Whenever Caravaggio set brush to canvas, reality was the goal, light the tool for getting there. There is plenty of that light here, south of Sicily, in hot midday sunstrokes that cut deep into shadowy corners and in soft wisps of twilit red that trail off toward Africa.
Soak this light in, then step through the towering, engraved door at the entrance of the Co-Cathedral of St. John, set in the center of the fortified hilltop capital built by the knights of the Order of St. John of Jerusalem - the Knights of Malta - some 40 years before Caravaggio arrived in 1607. Follow the cool, dark corridor into the oratory, as Caravaggio did.
At the far end of the narrow, high-ceilinged room hangs "Beheading of St. John," considered by many to be Caravaggio's masterwork. At 17 by 12 feet, it is the largest canvas he ever painted and the only one he ever signed. It is all about light and dark, the interplay known in Italian as chiaroscuro. The executioner, his arms and back and right leg brightly lit, leans over the freshly beheaded John the Baptist, a deep red cloak draped about his fallen waist.
On the oratory's right wall hangs a smaller Caravaggio painting, "St. Jerome." In it, an elderly man sits, his torso turned, a pen in hand. The gray whiskers of Jerome's beard and the sinew of his neck are richly detailed, vivid.

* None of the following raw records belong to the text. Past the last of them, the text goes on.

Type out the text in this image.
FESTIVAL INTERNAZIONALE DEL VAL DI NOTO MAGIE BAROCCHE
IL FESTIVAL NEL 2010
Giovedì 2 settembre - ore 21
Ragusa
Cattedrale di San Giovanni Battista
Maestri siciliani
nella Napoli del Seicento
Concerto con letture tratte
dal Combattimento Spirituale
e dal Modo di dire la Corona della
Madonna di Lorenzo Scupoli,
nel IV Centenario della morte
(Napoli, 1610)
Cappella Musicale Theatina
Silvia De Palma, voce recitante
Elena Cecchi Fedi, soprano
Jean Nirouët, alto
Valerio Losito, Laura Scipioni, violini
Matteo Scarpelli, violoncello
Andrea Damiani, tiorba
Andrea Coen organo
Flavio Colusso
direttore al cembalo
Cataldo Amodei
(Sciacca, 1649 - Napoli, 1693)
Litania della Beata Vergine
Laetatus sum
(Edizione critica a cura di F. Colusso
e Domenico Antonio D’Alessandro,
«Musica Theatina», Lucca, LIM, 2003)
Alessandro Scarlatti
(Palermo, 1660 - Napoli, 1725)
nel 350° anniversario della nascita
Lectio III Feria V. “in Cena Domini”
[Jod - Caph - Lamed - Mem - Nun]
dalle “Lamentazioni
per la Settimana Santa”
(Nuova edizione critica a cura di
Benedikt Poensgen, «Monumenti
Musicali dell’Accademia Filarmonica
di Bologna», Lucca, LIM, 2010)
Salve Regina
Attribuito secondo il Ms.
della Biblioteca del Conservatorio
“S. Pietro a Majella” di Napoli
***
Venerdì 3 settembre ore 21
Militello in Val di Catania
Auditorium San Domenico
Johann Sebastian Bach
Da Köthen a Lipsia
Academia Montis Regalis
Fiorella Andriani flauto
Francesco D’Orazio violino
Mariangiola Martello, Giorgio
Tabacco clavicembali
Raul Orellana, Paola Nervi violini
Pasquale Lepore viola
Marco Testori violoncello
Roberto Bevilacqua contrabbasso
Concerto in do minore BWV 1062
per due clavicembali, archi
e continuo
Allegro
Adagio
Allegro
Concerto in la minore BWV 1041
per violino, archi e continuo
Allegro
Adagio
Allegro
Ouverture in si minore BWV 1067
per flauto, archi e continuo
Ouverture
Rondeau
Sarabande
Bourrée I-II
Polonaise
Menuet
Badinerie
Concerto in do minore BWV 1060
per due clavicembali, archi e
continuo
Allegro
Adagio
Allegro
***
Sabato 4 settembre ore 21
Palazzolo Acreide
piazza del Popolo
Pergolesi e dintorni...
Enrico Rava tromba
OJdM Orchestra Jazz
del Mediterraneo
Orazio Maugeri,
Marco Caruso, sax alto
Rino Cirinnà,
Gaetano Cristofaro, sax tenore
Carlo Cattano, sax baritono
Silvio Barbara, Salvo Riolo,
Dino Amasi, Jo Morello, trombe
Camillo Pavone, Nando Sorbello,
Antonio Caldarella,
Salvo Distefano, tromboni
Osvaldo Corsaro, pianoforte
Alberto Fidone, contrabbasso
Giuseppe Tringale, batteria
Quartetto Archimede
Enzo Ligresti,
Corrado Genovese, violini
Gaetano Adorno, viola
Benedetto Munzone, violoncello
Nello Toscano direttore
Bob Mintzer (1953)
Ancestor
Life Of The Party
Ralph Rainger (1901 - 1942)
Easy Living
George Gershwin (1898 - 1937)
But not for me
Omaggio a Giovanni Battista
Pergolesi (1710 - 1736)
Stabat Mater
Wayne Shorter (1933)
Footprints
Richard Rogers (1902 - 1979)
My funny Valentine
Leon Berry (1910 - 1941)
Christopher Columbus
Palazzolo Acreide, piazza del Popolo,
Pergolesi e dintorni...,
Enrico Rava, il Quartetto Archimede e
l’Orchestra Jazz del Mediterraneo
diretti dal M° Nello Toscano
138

Such easy connection to an artistic heavyweight like Caravaggio can too often prove elusive. Grand museums gather masterworks in a proximity that allows visitors to survey one epoch to the next with the shuffle of tired feet. These collections show the evolution of style and technique. But individual works, surrounded by so many others, can lack the context of an artist's life and experience; or worse, an individual painting can blur amid the suddenly common feel of something so uncommon.